A clearer way to read it
- Ties push the main bets, so it helps to set them aside.
- Among decided hands, Banker wins about 50.7% and Player 49.3%.
- That slim, permanent lean is the whole of Banker's advantage.
This is why Banker is the better bet, and why the casino charges a commission on it. The edge is small but it never goes away - see Banker vs Player for the full comparison.
The trap in the payouts
The single most useful lesson in baccarat odds is that winning often and being the best bet are not the same thing. The Tie wins under one hand in ten, yet its 8:1 payout looks generous - until you realise the true odds are closer to 9.5:1 against, so the payout never covers them. That gap is the 14.36% house edge. A rare, big-paying bet can easily be the worst value on the table, and the Tie proves it.
The reverse is true too: Banker wins only a little more than Player, but its lower edge makes it the smarter long-run choice.

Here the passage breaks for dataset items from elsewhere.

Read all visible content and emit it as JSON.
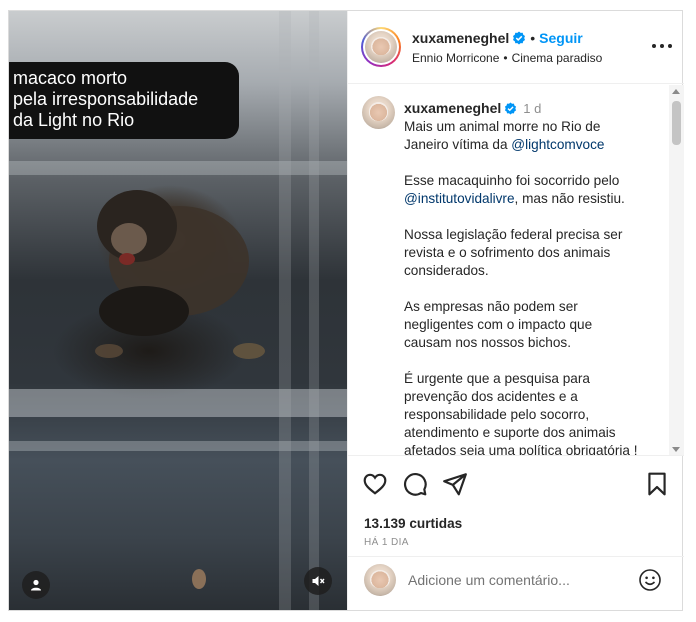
{
  "media": {
    "overlay_lines": [
      "macaco morto",
      "pela irresponsabilidade",
      "da Light no Rio"
    ],
    "user_tag_icon": "user-icon",
    "mute_icon": "speaker-muted-icon"
  },
  "header": {
    "username": "xuxameneghel",
    "verified": true,
    "separator": "•",
    "follow_label": "Seguir",
    "audio_artist": "Ennio Morricone",
    "audio_title": "Cinema paradiso",
    "more_icon": "more-options-icon"
  },
  "caption": {
    "username": "xuxameneghel",
    "time": "1 d",
    "paragraphs": [
      {
        "lines": [
          [
            {
              "t": "Mais um animal morre no Rio de"
            }
          ],
          [
            {
              "t": "Janeiro vítima da "
            },
            {
              "t": "@lightcomvoce",
              "m": true
            }
          ]
        ]
      },
      {
        "lines": [
          [
            {
              "t": "Esse macaquinho foi socorrido pelo"
            }
          ],
          [
            {
              "t": "@institutovidalivre",
              "m": true
            },
            {
              "t": ", mas não resistiu."
            }
          ]
        ]
      },
      {
        "lines": [
          [
            {
              "t": "Nossa legislação federal precisa ser"
            }
          ],
          [
            {
              "t": "revista e o sofrimento dos animais"
            }
          ],
          [
            {
              "t": "considerados."
            }
          ]
        ]
      },
      {
        "lines": [
          [
            {
              "t": "As empresas não podem ser"
            }
          ],
          [
            {
              "t": "negligentes com o impacto que"
            }
          ],
          [
            {
              "t": "causam nos nossos bichos."
            }
          ]
        ]
      },
      {
        "lines": [
          [
            {
              "t": "É urgente que a pesquisa para"
            }
          ],
          [
            {
              "t": "prevenção dos acidentes e a"
            }
          ],
          [
            {
              "t": "responsabilidade pelo socorro,"
            }
          ],
          [
            {
              "t": "atendimento e suporte dos animais"
            }
          ],
          [
            {
              "t": "afetados seja uma política obrigatória !"
            }
          ]
        ]
      }
    ]
  },
  "actions": {
    "like_icon": "heart-icon",
    "comment_icon": "comment-icon",
    "share_icon": "share-icon",
    "save_icon": "bookmark-icon",
    "likes": "13.139 curtidas",
    "posted_ago": "HÁ 1 DIA"
  },
  "add_comment": {
    "placeholder": "Adicione um comentário...",
    "emoji_icon": "emoji-icon"
  },
  "colors": {
    "link": "#0095f6",
    "mention": "#00376b",
    "verified": "#0095f6",
    "muted_text": "#8e8e8e"
  }
}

Always judge a bet by its house edge, not by how exciting the payout sounds.
What the odds mean over a session
Turn the percentages into expectation and the picture is concrete. Bet £10 a hand for 100 hands - £1,000 wagered - and on Banker you would expect to lose about £10.60, on Player about £12.40, and on Tie a brutal £143.60. Individual sessions swing well above and below those figures - that is variance - but the longer you play, the closer your results drift toward them. The house-edge calculator works out the cost for any stake, and the simulator shows the swings around it.
That is baccarat odds in full: fixed, knowable, and slightly against you on every bet. Knowing them will not beat the game, but it will stop the casino's flashier bets from beating you.